Custom loss
===========

Many losses are already implemented in Pytorch, but if you read this tutorial, is probably because you need to reimplement many part by yourself, and loss calculation 
is a very important one. For the example, we will implement a relative L2 loss, i.e. a classical L2 (or MSE) loss but divided by a the inputs sum plus a little epsilon 
coefficient for avoiding by-zero divisions.

.. note::

    In the case of a simple article classifier, we obviously don't need such loss function. It's only for a demonstrative purpose.

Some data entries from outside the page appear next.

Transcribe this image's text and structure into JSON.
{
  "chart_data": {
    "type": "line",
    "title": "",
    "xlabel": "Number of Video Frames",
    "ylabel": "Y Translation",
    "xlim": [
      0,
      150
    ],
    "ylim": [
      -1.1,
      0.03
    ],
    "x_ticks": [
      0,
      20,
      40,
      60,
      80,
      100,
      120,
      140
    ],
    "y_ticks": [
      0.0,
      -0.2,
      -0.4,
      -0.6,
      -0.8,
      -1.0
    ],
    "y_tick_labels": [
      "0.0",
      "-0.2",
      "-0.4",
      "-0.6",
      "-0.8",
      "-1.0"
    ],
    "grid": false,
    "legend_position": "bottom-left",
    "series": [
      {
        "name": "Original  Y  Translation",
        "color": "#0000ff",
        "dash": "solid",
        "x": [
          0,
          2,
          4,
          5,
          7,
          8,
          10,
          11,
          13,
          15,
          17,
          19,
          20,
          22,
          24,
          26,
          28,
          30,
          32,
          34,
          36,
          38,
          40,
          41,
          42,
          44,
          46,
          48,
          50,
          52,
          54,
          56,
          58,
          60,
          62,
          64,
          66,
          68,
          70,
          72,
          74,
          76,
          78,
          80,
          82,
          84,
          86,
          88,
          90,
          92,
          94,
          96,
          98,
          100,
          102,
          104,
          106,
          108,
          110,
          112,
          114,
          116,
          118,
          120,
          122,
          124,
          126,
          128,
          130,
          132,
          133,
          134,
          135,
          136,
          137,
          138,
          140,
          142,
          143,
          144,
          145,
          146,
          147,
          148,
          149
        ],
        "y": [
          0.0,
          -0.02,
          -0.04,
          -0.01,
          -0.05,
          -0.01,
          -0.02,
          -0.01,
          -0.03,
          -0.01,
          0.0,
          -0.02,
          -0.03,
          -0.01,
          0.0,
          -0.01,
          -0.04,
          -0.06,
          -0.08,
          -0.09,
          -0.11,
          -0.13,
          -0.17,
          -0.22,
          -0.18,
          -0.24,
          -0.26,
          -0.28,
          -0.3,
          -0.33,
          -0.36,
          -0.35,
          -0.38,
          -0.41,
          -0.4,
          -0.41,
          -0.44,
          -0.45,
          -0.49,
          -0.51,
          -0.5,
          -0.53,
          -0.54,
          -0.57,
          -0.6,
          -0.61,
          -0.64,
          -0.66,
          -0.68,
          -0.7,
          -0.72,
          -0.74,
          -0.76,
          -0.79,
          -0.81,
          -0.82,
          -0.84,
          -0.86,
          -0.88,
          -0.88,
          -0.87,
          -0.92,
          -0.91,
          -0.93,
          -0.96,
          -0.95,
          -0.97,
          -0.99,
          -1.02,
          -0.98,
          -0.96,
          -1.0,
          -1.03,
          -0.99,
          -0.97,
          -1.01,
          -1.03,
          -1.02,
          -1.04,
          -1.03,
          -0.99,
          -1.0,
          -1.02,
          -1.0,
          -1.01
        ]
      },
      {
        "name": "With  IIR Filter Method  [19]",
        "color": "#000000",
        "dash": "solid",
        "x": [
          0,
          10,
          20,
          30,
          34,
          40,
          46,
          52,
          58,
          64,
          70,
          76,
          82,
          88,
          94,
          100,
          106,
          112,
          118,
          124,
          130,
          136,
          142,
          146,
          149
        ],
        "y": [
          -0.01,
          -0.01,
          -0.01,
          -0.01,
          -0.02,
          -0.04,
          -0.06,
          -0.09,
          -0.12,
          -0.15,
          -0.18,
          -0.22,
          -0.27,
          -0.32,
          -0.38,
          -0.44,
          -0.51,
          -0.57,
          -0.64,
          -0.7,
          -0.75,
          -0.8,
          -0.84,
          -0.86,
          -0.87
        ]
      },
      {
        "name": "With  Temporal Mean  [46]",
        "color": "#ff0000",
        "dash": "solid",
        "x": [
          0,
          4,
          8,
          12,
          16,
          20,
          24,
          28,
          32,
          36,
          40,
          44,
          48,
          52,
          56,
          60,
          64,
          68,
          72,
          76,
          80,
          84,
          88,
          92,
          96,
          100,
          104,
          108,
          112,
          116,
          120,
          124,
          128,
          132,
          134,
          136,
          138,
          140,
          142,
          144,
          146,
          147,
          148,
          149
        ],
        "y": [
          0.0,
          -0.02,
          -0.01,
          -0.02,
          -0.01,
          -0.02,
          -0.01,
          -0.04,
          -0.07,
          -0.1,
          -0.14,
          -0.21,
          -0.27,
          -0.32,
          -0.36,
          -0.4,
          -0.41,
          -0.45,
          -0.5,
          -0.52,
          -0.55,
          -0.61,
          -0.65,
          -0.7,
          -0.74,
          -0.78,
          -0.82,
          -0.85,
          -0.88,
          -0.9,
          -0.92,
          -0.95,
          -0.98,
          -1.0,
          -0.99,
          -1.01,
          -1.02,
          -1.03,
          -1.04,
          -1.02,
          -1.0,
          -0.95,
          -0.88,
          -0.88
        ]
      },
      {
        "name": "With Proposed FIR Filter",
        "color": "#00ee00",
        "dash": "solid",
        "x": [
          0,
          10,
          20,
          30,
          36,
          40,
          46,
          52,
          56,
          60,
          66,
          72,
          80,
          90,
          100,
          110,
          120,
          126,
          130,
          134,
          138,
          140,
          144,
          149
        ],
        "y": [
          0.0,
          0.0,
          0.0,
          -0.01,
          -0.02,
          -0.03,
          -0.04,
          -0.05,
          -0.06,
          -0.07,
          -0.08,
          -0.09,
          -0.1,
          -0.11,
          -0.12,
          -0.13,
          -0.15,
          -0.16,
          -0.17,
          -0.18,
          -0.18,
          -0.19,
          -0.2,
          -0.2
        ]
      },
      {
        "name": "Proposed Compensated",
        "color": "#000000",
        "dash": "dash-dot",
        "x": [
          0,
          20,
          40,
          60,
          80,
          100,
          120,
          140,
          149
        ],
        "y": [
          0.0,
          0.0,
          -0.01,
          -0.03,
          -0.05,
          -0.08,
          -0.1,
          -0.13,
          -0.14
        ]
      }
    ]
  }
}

As remember, a Pytorch loss inherit the ``nn.module`` just like a model object. So we need to implement the ``forward`` method which is, in fact, will call the 
``backward()`` method of the Pytorch MSE loss. We can also skip this method and write our derivation method from scratch by implementing the ``nn.Module.backward()`` 
method.

.. code-block:: python

    class RelativeL2(nn.Module):
    """
    Comparing to the regular MSE, introducing the division by \|c\| + epsilon
    (where epsilon = 0.01, to prevent values of 0 in the denominator).
    """

    def __init__(self, eps=.01, reduction='mean'):
        super().__init__()
        self.criterion = nn.MSELoss(reduction=reduction)
        self.eps = eps

    def forward(self, input, target):

        base = target.sum() + self.eps

        return self.criterion(input.sum()/base, target.sum()/base)

Or:

.. code-block:: python

    class RelativeL2(nn.Module):

    def __init__(self, eps=.01, reduction='mean'):
        super().__init__()
        self.eps = eps

    def backward(self, input, target):
        gradient = ... # Our derivation formula

        return gradient